Inmunodeficiencias inespecíficas
Pueden estar causadas por la disminución en el número o en la funcionalidad de los macrófagos, o por fallos en la síntesis de algunas de las proteínas del complemento. En el primer caso, se trata de enfermedades hereditarias con genes situados en el cromosoma X. Los macrófagos no fagocitan correctamente, con lo que proliferan las micosis y las infecciones bacterianas. En el segundo caso, los enfermos son especialmente sensibles a infecciones bacterianas del género Neisseria (como la meningitis) y a enfermedades autoinmunes, como el lupus eritematoso.
Inmunodeficiencias debidas al desarrollo anormal de los órganos linfoides
A veces, el desarrollo anormal de las bolsas faríngeas conduce a la degeneración del timo, con lo que se anula la formación o maduración de los linfocitos T. En todos los casos de inmunodeficiencias congénitas existe una gran variedad de microorganismos que pueden provocar infecciones, incluso algunos que no son patógenos habituales, como Escherichia coli. Los microorganismos invaden diversos órganos, ocasionando enfermedades como tuberculosis, meningitis, neumonías, anemias, gripe, bronquitis, etc., que pueden llegar a producir la muerte por falta de respuesta inmune.
Tratamientos
Los tratamientos que se aplican para estas enfermedades pueden ir desde terapias continuadas con agentes antimicrobianos específicos (antibióticos y antimicóticos), inyecciones periódicas de gammaglobulinas y aislamiento del paciente en habitaciones estériles, hasta el trasplante de médula ósea.

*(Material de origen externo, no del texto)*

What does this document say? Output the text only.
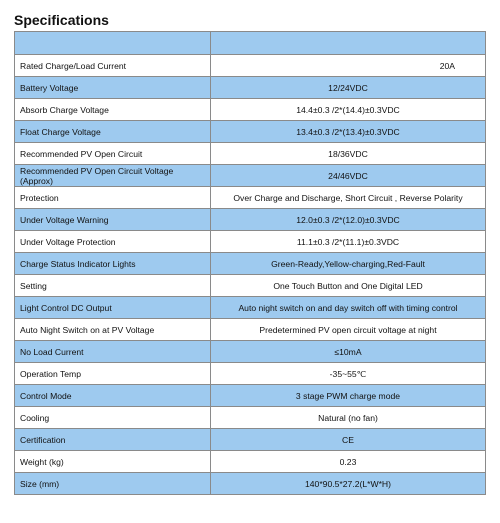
Specifications

Rated Charge/Load Current	20A
Battery Voltage	12/24VDC
Absorb Charge Voltage	14.4±0.3 /2*(14.4)±0.3VDC
Float Charge Voltage	13.4±0.3 /2*(13.4)±0.3VDC
Recommended PV Open Circuit	18/36VDC
Recommended PV Open Circuit Voltage (Approx)	24/46VDC
Protection	Over Charge and Discharge, Short Circuit , Reverse Polarity
Under Voltage Warning	12.0±0.3 /2*(12.0)±0.3VDC
Under Voltage Protection	11.1±0.3 /2*(11.1)±0.3VDC
Charge Status Indicator Lights	Green-Ready,Yellow-charging,Red-Fault
Setting	One Touch Button and One Digital LED
Light Control DC Output	Auto night switch on and day switch off with timing control
Auto Night Switch on at PV Voltage	Predetermined PV open circuit voltage at night
No Load Current	≤10mA
Operation Temp	-35~55℃
Control Mode	3 stage PWM charge mode
Cooling	Natural (no fan)
Certification	CE
Weight (kg)	0.23
Size (mm)	140*90.5*27.2(L*W*H)
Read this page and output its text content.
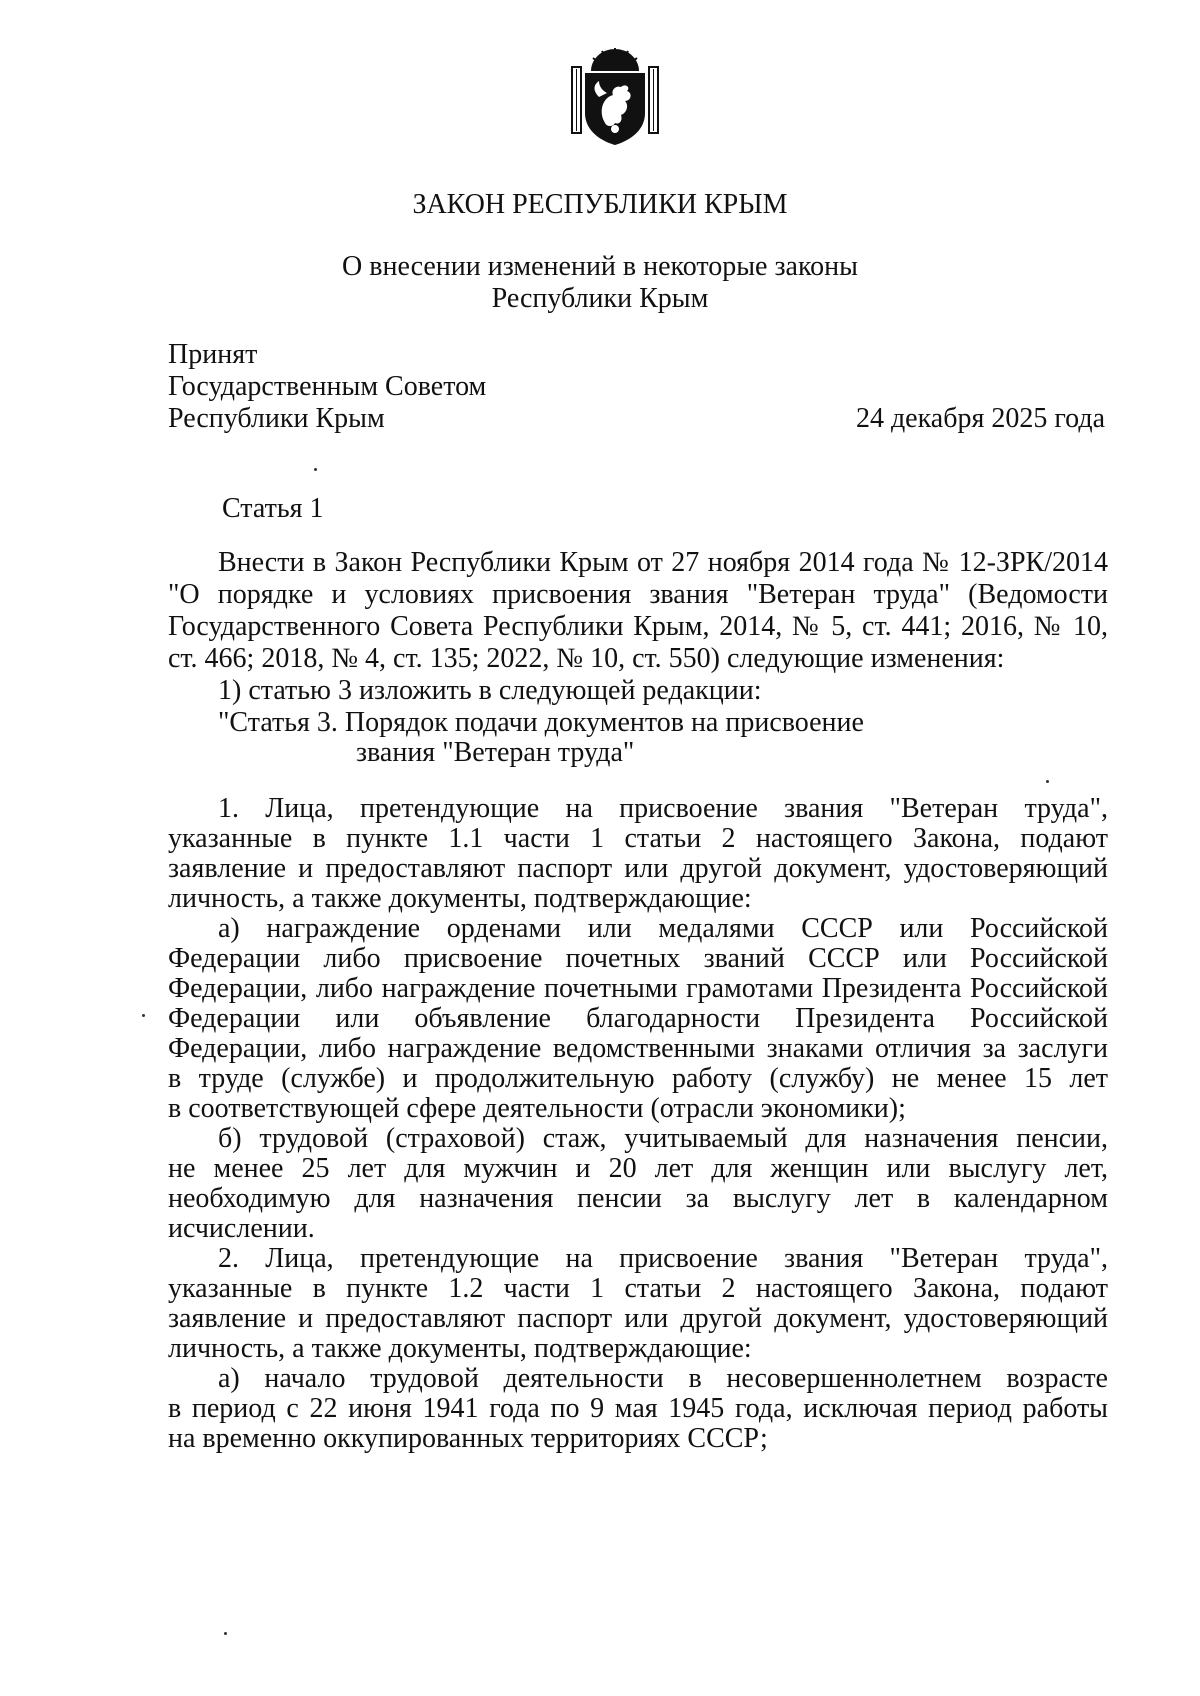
ЗАКОН РЕСПУБЛИКИ КРЫМ
О внесении изменений в некоторые законы
Республики Крым
Принят
Государственным Советом
Республики Крым	24 декабря 2025 года
Статья 1
Внести в Закон Республики Крым от 27 ноября 2014 года № 12-ЗРК/2014
"О порядке и условиях присвоения звания "Ветеран труда" (Ведомости
Государственного Совета Республики Крым, 2014, № 5, ст. 441; 2016, № 10,
ст. 466; 2018, № 4, ст. 135; 2022, № 10, ст. 550) следующие изменения:
1) статью 3 изложить в следующей редакции:
"Статья 3. Порядок подачи документов на присвоение
звания "Ветеран труда"
1. Лица, претендующие на присвоение звания "Ветеран труда",
указанные в пункте 1.1 части 1 статьи 2 настоящего Закона, подают
заявление и предоставляют паспорт или другой документ, удостоверяющий
личность, а также документы, подтверждающие:
а) награждение орденами или медалями СССР или Российской
Федерации либо присвоение почетных званий СССР или Российской
Федерации, либо награждение почетными грамотами Президента Российской
Федерации или объявление благодарности Президента Российской
Федерации, либо награждение ведомственными знаками отличия за заслуги
в труде (службе) и продолжительную работу (службу) не менее 15 лет
в соответствующей сфере деятельности (отрасли экономики);
б) трудовой (страховой) стаж, учитываемый для назначения пенсии,
не менее 25 лет для мужчин и 20 лет для женщин или выслугу лет,
необходимую для назначения пенсии за выслугу лет в календарном
исчислении.
2. Лица, претендующие на присвоение звания "Ветеран труда",
указанные в пункте 1.2 части 1 статьи 2 настоящего Закона, подают
заявление и предоставляют паспорт или другой документ, удостоверяющий
личность, а также документы, подтверждающие:
а) начало трудовой деятельности в несовершеннолетнем возрасте
в период с 22 июня 1941 года по 9 мая 1945 года, исключая период работы
на временно оккупированных территориях СССР;
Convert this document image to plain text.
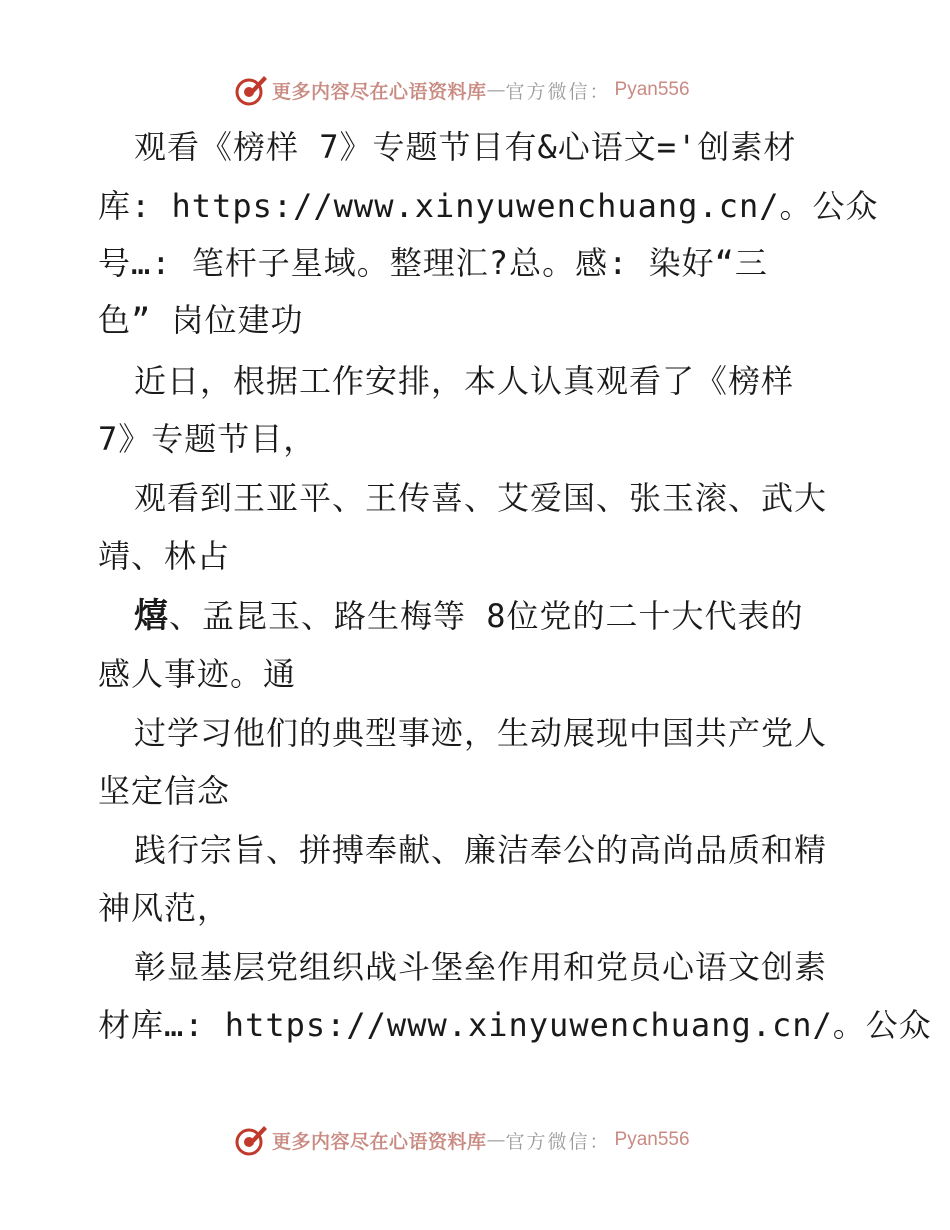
更多内容尽在心语资料库 — 官方微信： Pyan556
观看《榜样 7》专题节目有&心语文='创素材
库: https://www.xinyuwenchuang.cn/。公众
号…: 笔杆子星域。整理汇?总。感: 染好“三
色” 岗位建功
近日，根据工作安排，本人认真观看了《榜样
7》专题节目，
观看到王亚平、王传喜、艾爱国、张玉滚、武大
靖、林占
熺、孟昆玉、路生梅等 8位党的二十大代表的
感人事迹。通
过学习他们的典型事迹，生动展现中国共产党人
坚定信念
践行宗旨、拼搏奉献、廉洁奉公的高尚品质和精
神风范，
彰显基层党组织战斗堡垒作用和党员心语文创素
材库…: https://www.xinyuwenchuang.cn/。公众
更多内容尽在心语资料库 — 官方微信： Pyan556
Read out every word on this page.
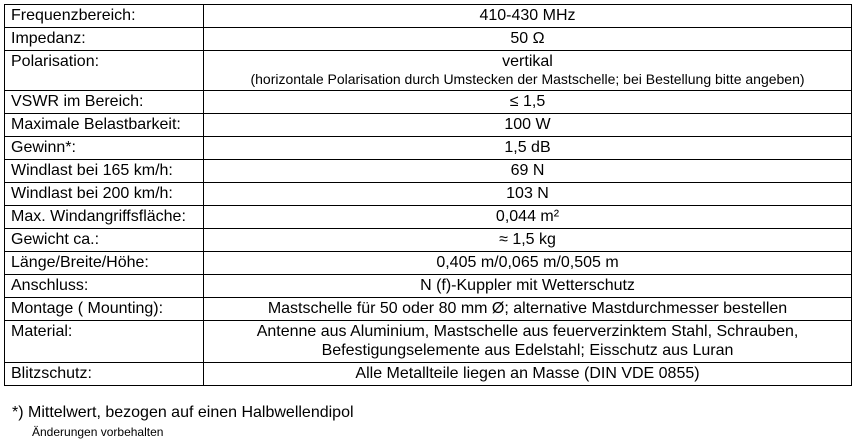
Frequenzbereich:	410-430 MHz
Impedanz:	50 Ω
Polarisation:	vertikal
(horizontale Polarisation durch Umstecken der Mastschelle; bei Bestellung bitte angeben)

VSWR im Bereich:	≤ 1,5
Maximale Belastbarkeit:	100 W
Gewinn*:	1,5 dB
Windlast bei 165 km/h:	69 N
Windlast bei 200 km/h:	103 N
Max. Windangriffsfläche:	0,044 m²
Gewicht ca.:	≈ 1,5 kg
Länge/Breite/Höhe:	0,405 m/0,065 m/0,505 m
Anschluss:	N (f)-Kuppler mit Wetterschutz
Montage ( Mounting):	Mastschelle für 50 oder 80 mm Ø; alternative Mastdurchmesser bestellen
Material:	Antenne aus Aluminium, Mastschelle aus feuerverzinktem Stahl, Schrauben,
Befestigungselemente aus Edelstahl; Eisschutz aus Luran

Blitzschutz:	Alle Metallteile liegen an Masse (DIN VDE 0855)
*) Mittelwert, bezogen auf einen Halbwellendipol
Änderungen vorbehalten
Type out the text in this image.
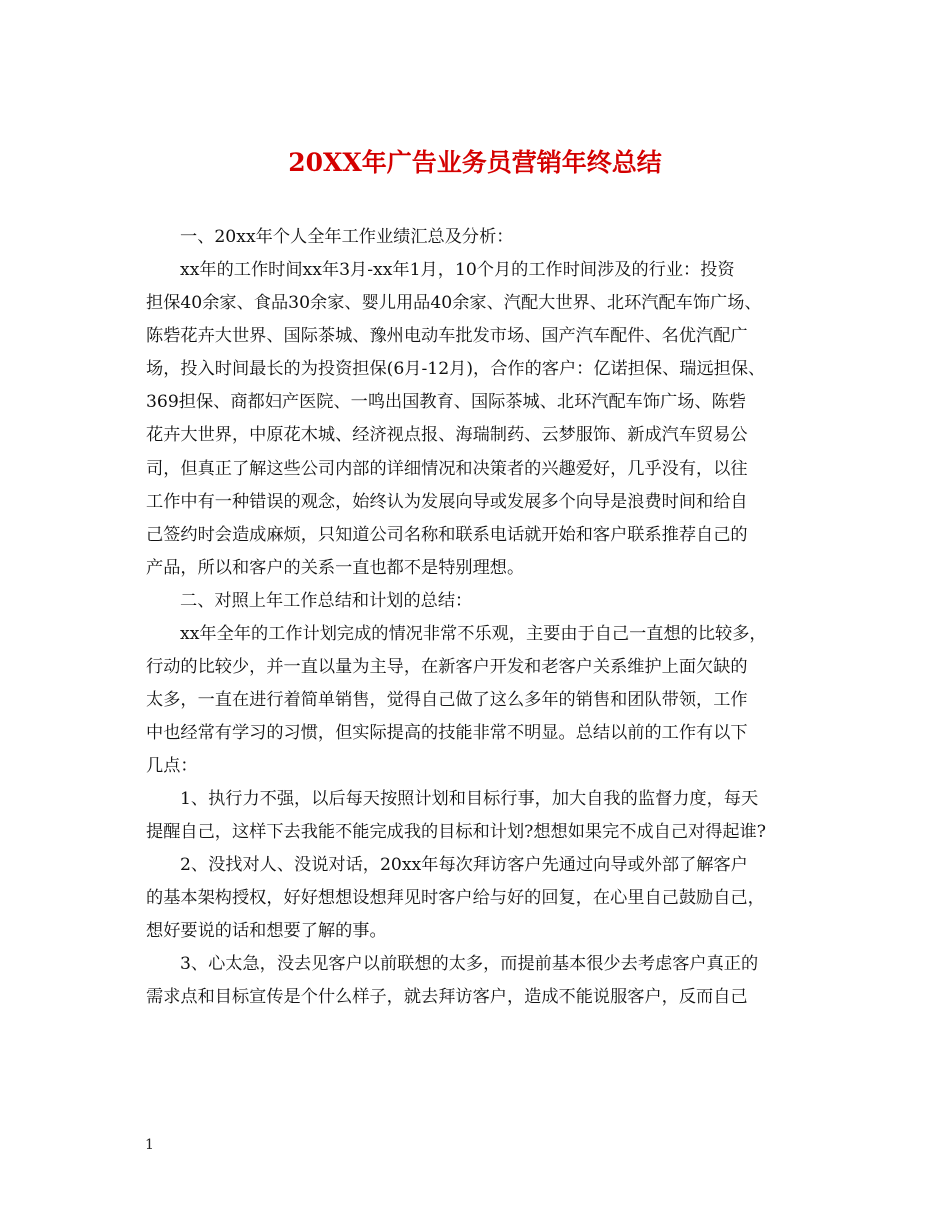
20XX年广告业务员营销年终总结
一、20xx年个人全年工作业绩汇总及分析：
xx年的工作时间xx年3月-xx年1月，10个月的工作时间涉及的行业：投资
担保40余家、食品30余家、婴儿用品40余家、汽配大世界、北环汽配车饰广场、
陈砦花卉大世界、国际茶城、豫州电动车批发市场、国产汽车配件、名优汽配广
场，投入时间最长的为投资担保(6月-12月)，合作的客户：亿诺担保、瑞远担保、
369担保、商都妇产医院、一鸣出国教育、国际茶城、北环汽配车饰广场、陈砦
花卉大世界，中原花木城、经济视点报、海瑞制药、云梦服饰、新成汽车贸易公
司，但真正了解这些公司内部的详细情况和决策者的兴趣爱好，几乎没有，以往
工作中有一种错误的观念，始终认为发展向导或发展多个向导是浪费时间和给自
己签约时会造成麻烦，只知道公司名称和联系电话就开始和客户联系推荐自己的
产品，所以和客户的关系一直也都不是特别理想。
二、对照上年工作总结和计划的总结：
xx年全年的工作计划完成的情况非常不乐观，主要由于自己一直想的比较多，
行动的比较少，并一直以量为主导，在新客户开发和老客户关系维护上面欠缺的
太多，一直在进行着简单销售，觉得自己做了这么多年的销售和团队带领，工作
中也经常有学习的习惯，但实际提高的技能非常不明显。总结以前的工作有以下
几点：
1、执行力不强，以后每天按照计划和目标行事，加大自我的监督力度，每天
提醒自己，这样下去我能不能完成我的目标和计划?想想如果完不成自己对得起谁?
2、没找对人、没说对话，20xx年每次拜访客户先通过向导或外部了解客户
的基本架构授权，好好想想设想拜见时客户给与好的回复，在心里自己鼓励自己，
想好要说的话和想要了解的事。
3、心太急，没去见客户以前联想的太多，而提前基本很少去考虑客户真正的
需求点和目标宣传是个什么样子，就去拜访客户，造成不能说服客户，反而自己
1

Se están desarrollando tratamientos experimentales con técnicas de ingeniería genética para introducir en estos enfermos los genes de los que carecen o sustituir los que se encuentran alterados.
Resumen de medidas terapéuticas
- Antimicrobianos continuos: antibióticos y antimicóticos específicos.
- Inmunoglobulina intravenosa o subcutánea: inyecciones periódicas de gammaglobulinas.
- Aislamiento y medidas de soporte: habitaciones estériles y control de exposiciones.
- Trasplante de médula ósea: opción en inmunodeficiencias severas y selectas.
- Terapias experimentales: terapia génica para corregir o sustituir genes defectuosos.
Notas finales
La identificación temprana y el manejo multidisciplinario son esenciales para mejorar el pronóstico de los pacientes con inmunodeficiencias. La vigilancia ante infecciones, la profilaxis adecuada y los avances en biomedicina ofrecen esperanza para el control y tratamiento de estas patologías.